I was in a super good mood earlier. At work, one of the lawyers specifically requested me for a project she needed done! It was really cool. And my boss was impressed that I know so much about Word and was able to make a cheat-sheet on using the comments feature for the articling students to use.
It was a great day. Until about 8:00 p.m.
Then, I got a headache, brought on by a fit of uncontrollable crying. Typing while crying is not so easy. My mom called, which made me cry more because even tho she drives me crazy, shes my mom and I haven't seen her since November and I miss having her to talk to. She asked me about my dad, whom I haven't talked to since last week when he called to yell at me because I still have a few boxes of stuff at his house (and he was upset that my sister came to get her bed, which he had been using.)
I hadn't heard from Army Guy until yesterday. We were supposed to get together on Saturday, and when I talked to him last Wednesday it was still on, then... nothing. I text messaged him Saturday, then again Sunday, and he didn't reply. I called him last night, and we talked for a minute... He's going to his brothers in Brampton for the weekend, then with his other brother to the Pride parade on Sunday. He said he'll call me when he got home if it wasn't late... which means he won't call me. When we first got together, he'd call me on a weekday and invite me over for a few hours. We'd talk on msn all the time. Now, I'm lucky if we meet once a month and talk once a week. I like him. But I've had this happen before with Stupid Lawney and I hate the pattern thats starting. It makes me sad, because he makes me feel so beautiful...
Then theres the money issue. Or this month, the lack thereof. The old job promised to pay me for my two weeks notice period, which they asked me not to come in for. They lied. And, the pay cheque I got May 23rd from them when I left was only $800, when I was expecting more like $1300. So of that, $700 went to rent, $30 for my phone, then food and my weekly metropass... A friend was nice enough to lend me some money a couple weeks ago, but now... I have a total of $15 left. Even that is only because I took back some medication I hadn't opened yet. I need $30 for Monday to get my metropass for the week. And I'm nearly out of food; I can make it last until Saturday, then who knows. I don't get paid from the new firm until the 28th... which is still more than a week away. I hate money. Hate! But, I need it so much. I considered some very... rash things a couple weeks ago when faced with a month of none of it. I would have gone though with it too, but the person I was to meet cancelled at the last minute. Of course. I'd sell something, but I really don't have anything of value. Sigh.

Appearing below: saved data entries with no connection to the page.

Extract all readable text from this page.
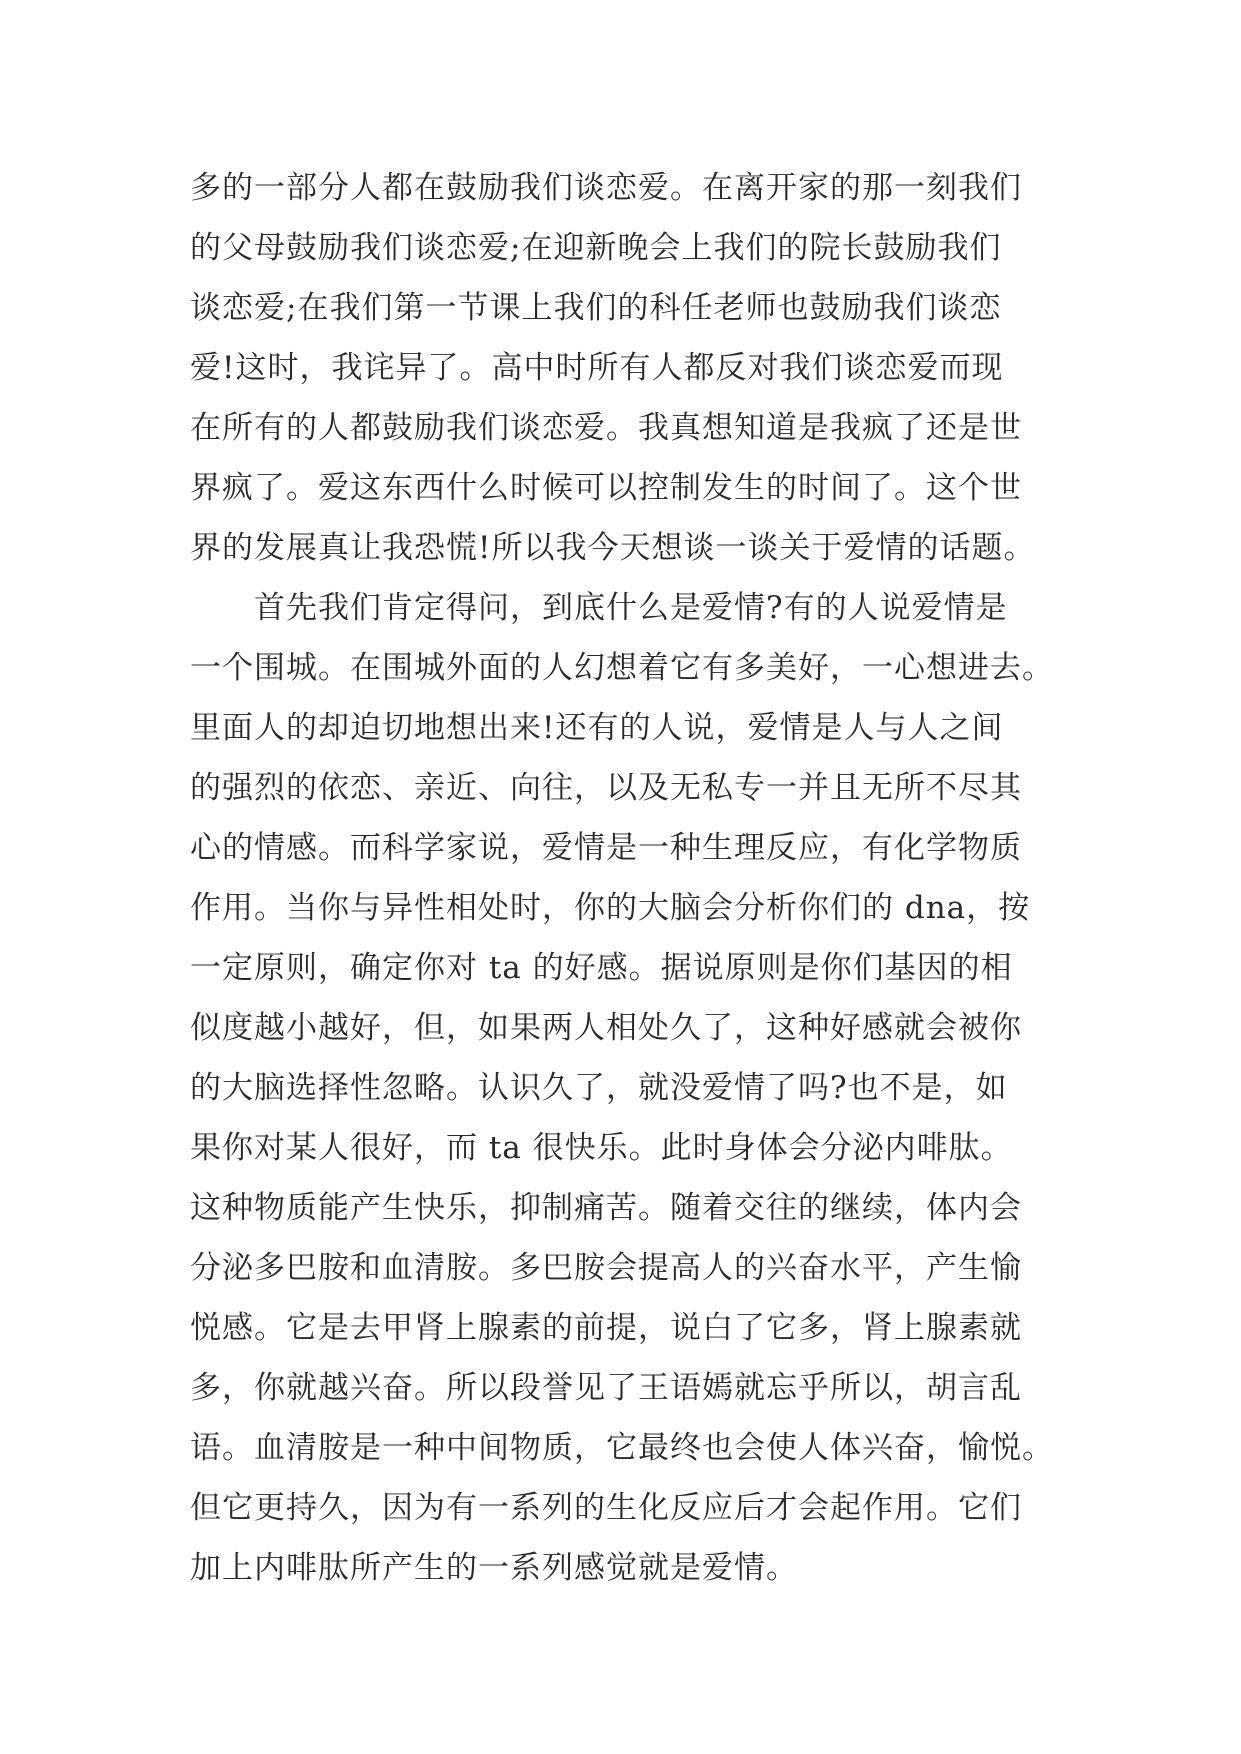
多的一部分人都在鼓励我们谈恋爱。在离开家的那一刻我们
的父母鼓励我们谈恋爱;在迎新晚会上我们的院长鼓励我们
谈恋爱;在我们第一节课上我们的科任老师也鼓励我们谈恋
爱!这时，我诧异了。高中时所有人都反对我们谈恋爱而现
在所有的人都鼓励我们谈恋爱。我真想知道是我疯了还是世
界疯了。爱这东西什么时候可以控制发生的时间了。这个世
界的发展真让我恐慌!所以我今天想谈一谈关于爱情的话题。
　　首先我们肯定得问，到底什么是爱情?有的人说爱情是
一个围城。在围城外面的人幻想着它有多美好，一心想进去。
里面人的却迫切地想出来!还有的人说，爱情是人与人之间
的强烈的依恋、亲近、向往，以及无私专一并且无所不尽其
心的情感。而科学家说，爱情是一种生理反应，有化学物质
作用。当你与异性相处时，你的大脑会分析你们的 dna，按
一定原则，确定你对 ta 的好感。据说原则是你们基因的相
似度越小越好，但，如果两人相处久了，这种好感就会被你
的大脑选择性忽略。认识久了，就没爱情了吗?也不是，如
果你对某人很好，而 ta 很快乐。此时身体会分泌内啡肽。
这种物质能产生快乐，抑制痛苦。随着交往的继续，体内会
分泌多巴胺和血清胺。多巴胺会提高人的兴奋水平，产生愉
悦感。它是去甲肾上腺素的前提，说白了它多，肾上腺素就
多，你就越兴奋。所以段誉见了王语嫣就忘乎所以，胡言乱
语。血清胺是一种中间物质，它最终也会使人体兴奋，愉悦。
但它更持久，因为有一系列的生化反应后才会起作用。它们
加上内啡肽所产生的一系列感觉就是爱情。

My psorasis is making me super self-concious lately. Its on my face now. My face! And there are several patches on my breasts, which is just horrible. Thats what the medication was for. Sigh, again. Its hard to feel sexy naked when there are huge red flakey patches on you. Its brought on by stress - oh great. And, its incurable, just treatable.
On the subject of stupid medical conditions... I've been fainting alot. Caleigh checked my blood pressure over the weekend, and it was 100/60, which is low. I hope its not a sign of what it was last time... Last time this started happening was when I was back in Winnipeg and woke up in the hospital with the doctors wanting to open me up. Not cool. I'd been bleeding then tho, and I haven't been bleeding any more than usual lately, so hopefully that's ok.
I try to keep so much inside because I hate to burden my friends with my troubles... I'm sorry. I just needed to vent.